Baca berita dengan sedikit iklan, klik di sini
Amara menyewa Gray Alys, penyihir yang akan mengabulkan seluruh keinginannya. Sang ratu mengirim Gray Alys ke Lost Lands (Negeri yang Hilang). Dalam perjalanannya Gray Alys bertemu pengembara misterius, Boyce. Bersama-sama, mereka harus mengecoh dan mengalahkan manusia dan iblis.
Baca berita dengan sedikit iklan, klik di sini
Baca berita dengan sedikit iklan, klik di sini
Pilihan Editor: Review Film Mickey 17: Fiksi Ilmiah Satir tentang Kolonisasi, Kapitalisme, dan Eksploitasi Manusia
Film fantasi gelap ini dibintangi oleh Milla Jovovich sebagai Gray Alys dan Dave Bautista sebagai Boyce. Mereka memulai perburuan berbahaya ke Lost Lands yang misterius. Menyajikan perpaduan antara aksi, petualangan, dan supernatural.
Review In the Lost Lands
Disamping kisah perburuan, hubungan antara Gray Alys dan Boyce menjadi inti dari film ini, namun perkembangannya lambat. Meskipun didominasi adegan aksi, film ini lebih menekankan pada ikatan antara kedua karakter utama yang memberikan nuansa unik dalam dunia yang suram dan penuh bahaya.
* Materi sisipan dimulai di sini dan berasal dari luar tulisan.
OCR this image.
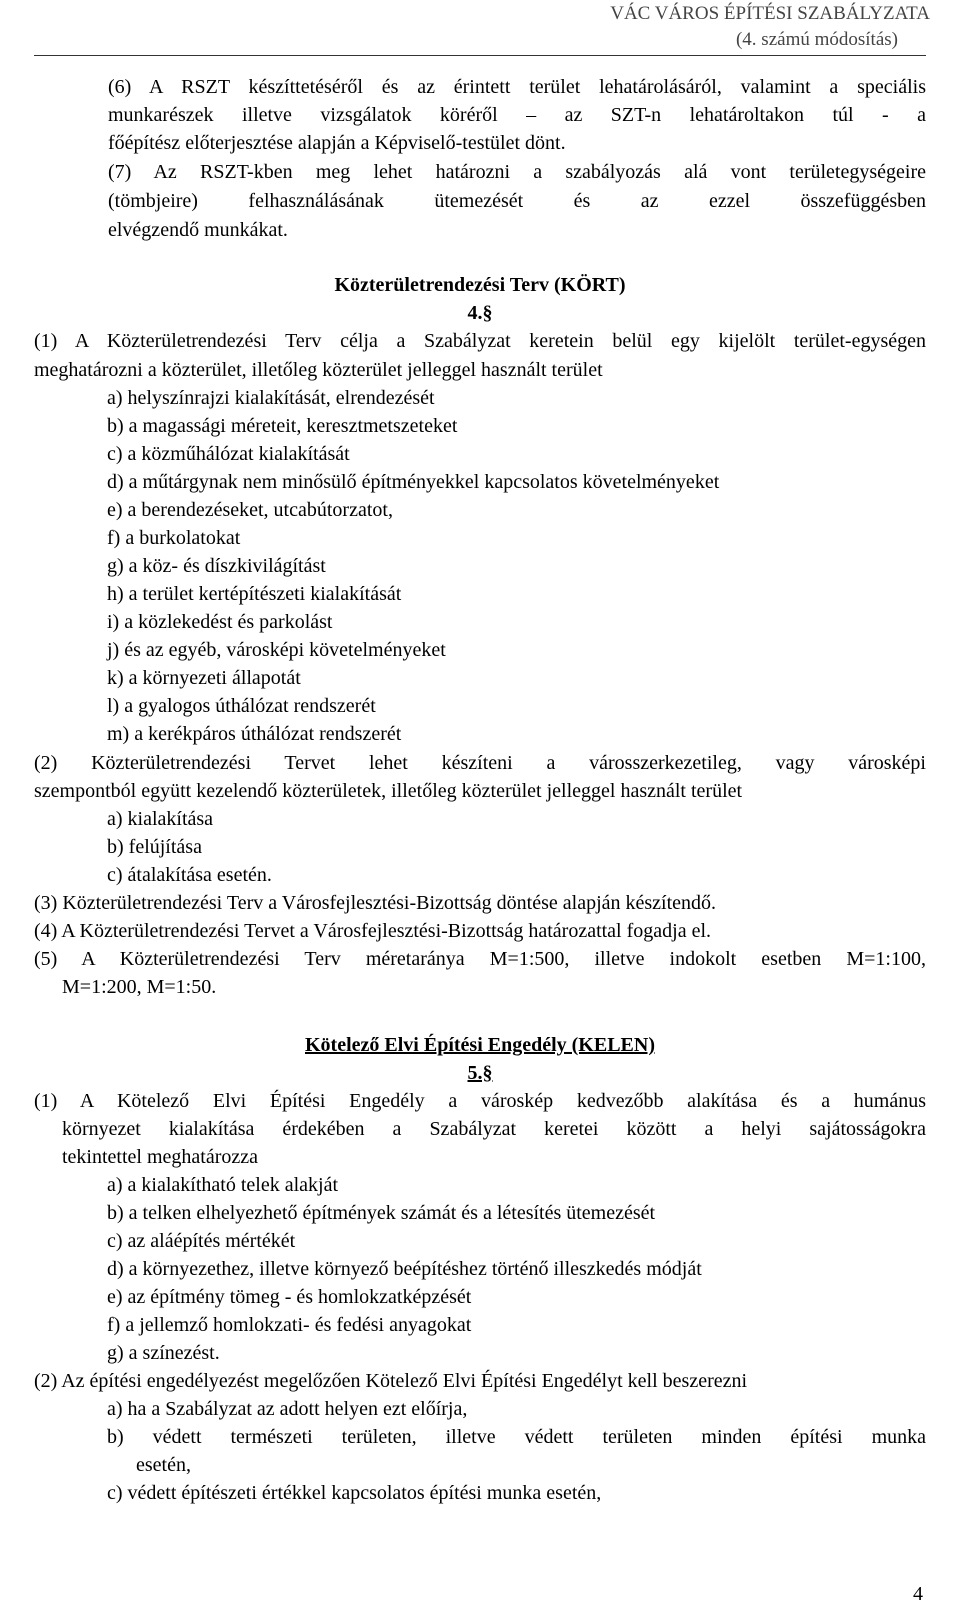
VÁC VÁROS ÉPÍTÉSI SZABÁLYZATA
(4. számú módosítás)
(6) A RSZT készíttetéséről és az érintett terület lehatárolásáról, valamint a speciális
munkarészek illetve vizsgálatok köréről – az SZT-n lehatároltakon túl - a
főépítész előterjesztése alapján a Képviselő-testület dönt.
(7) Az RSZT-kben meg lehet határozni a szabályozás alá vont területegységeire
(tömbjeire) felhasználásának ütemezését és az ezzel összefüggésben
elvégzendő munkákat.
Közterületrendezési Terv (KÖRT)
4.§
(1) A Közterületrendezési Terv célja a Szabályzat keretein belül egy kijelölt terület-egységen
meghatározni a közterület, illetőleg közterület jelleggel használt terület
a) helyszínrajzi kialakítását, elrendezését
b) a magassági méreteit, keresztmetszeteket
c) a közműhálózat kialakítását
d) a műtárgynak nem minősülő építményekkel kapcsolatos követelményeket
e) a berendezéseket, utcabútorzatot,
f) a burkolatokat
g) a köz- és díszkivilágítást
h) a terület kertépítészeti kialakítását
i) a közlekedést és parkolást
j) és az egyéb, városképi követelményeket
k) a környezeti állapotát
l) a gyalogos úthálózat rendszerét
m) a kerékpáros úthálózat rendszerét
(2) Közterületrendezési Tervet lehet készíteni a városszerkezetileg, vagy városképi
szempontból együtt kezelendő közterületek, illetőleg közterület jelleggel használt terület
a) kialakítása
b) felújítása
c) átalakítása esetén.
(3) Közterületrendezési Terv a Városfejlesztési-Bizottság döntése alapján készítendő.
(4) A Közterületrendezési Tervet a Városfejlesztési-Bizottság határozattal fogadja el.
(5) A Közterületrendezési Terv méretaránya M=1:500, illetve indokolt esetben M=1:100,
M=1:200, M=1:50.
Kötelező Elvi Építési Engedély (KELEN)
5.§
(1) A Kötelező Elvi Építési Engedély a városkép kedvezőbb alakítása és a humánus
környezet kialakítása érdekében a Szabályzat keretei között a helyi sajátosságokra
tekintettel meghatározza
a) a kialakítható telek alakját
b) a telken elhelyezhető építmények számát és a létesítés ütemezését
c) az aláépítés mértékét
d) a környezethez, illetve környező beépítéshez történő illeszkedés módját
e) az építmény tömeg - és homlokzatképzését
f) a jellemző homlokzati- és fedési anyagokat
g) a színezést.
(2) Az építési engedélyezést megelőzően Kötelező Elvi Építési Engedélyt kell beszerezni
a) ha a Szabályzat az adott helyen ezt előírja,
b) védett természeti területen, illetve védett területen minden építési munka
esetén,
c) védett építészeti értékkel kapcsolatos építési munka esetén,
4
Milla Jovovich sebagai Gray Alys dalam film In the Lost Lands. Dok. Constantin Film
Dengan menjadikan perempuan tangguh sebagai tokoh utama, hal tersebut menjadi salah satu daya tarik dari film ini. Namun chemistry antara dua pemeran utama, Milla Jovovich dan Dave Bautista, kurang memuaskan, hubungan yang seharusnya emosional atau menggugah justru terkesan kaku. Hal ini menjadikan karakter yang mereka mainkan kurang terasa emosinya.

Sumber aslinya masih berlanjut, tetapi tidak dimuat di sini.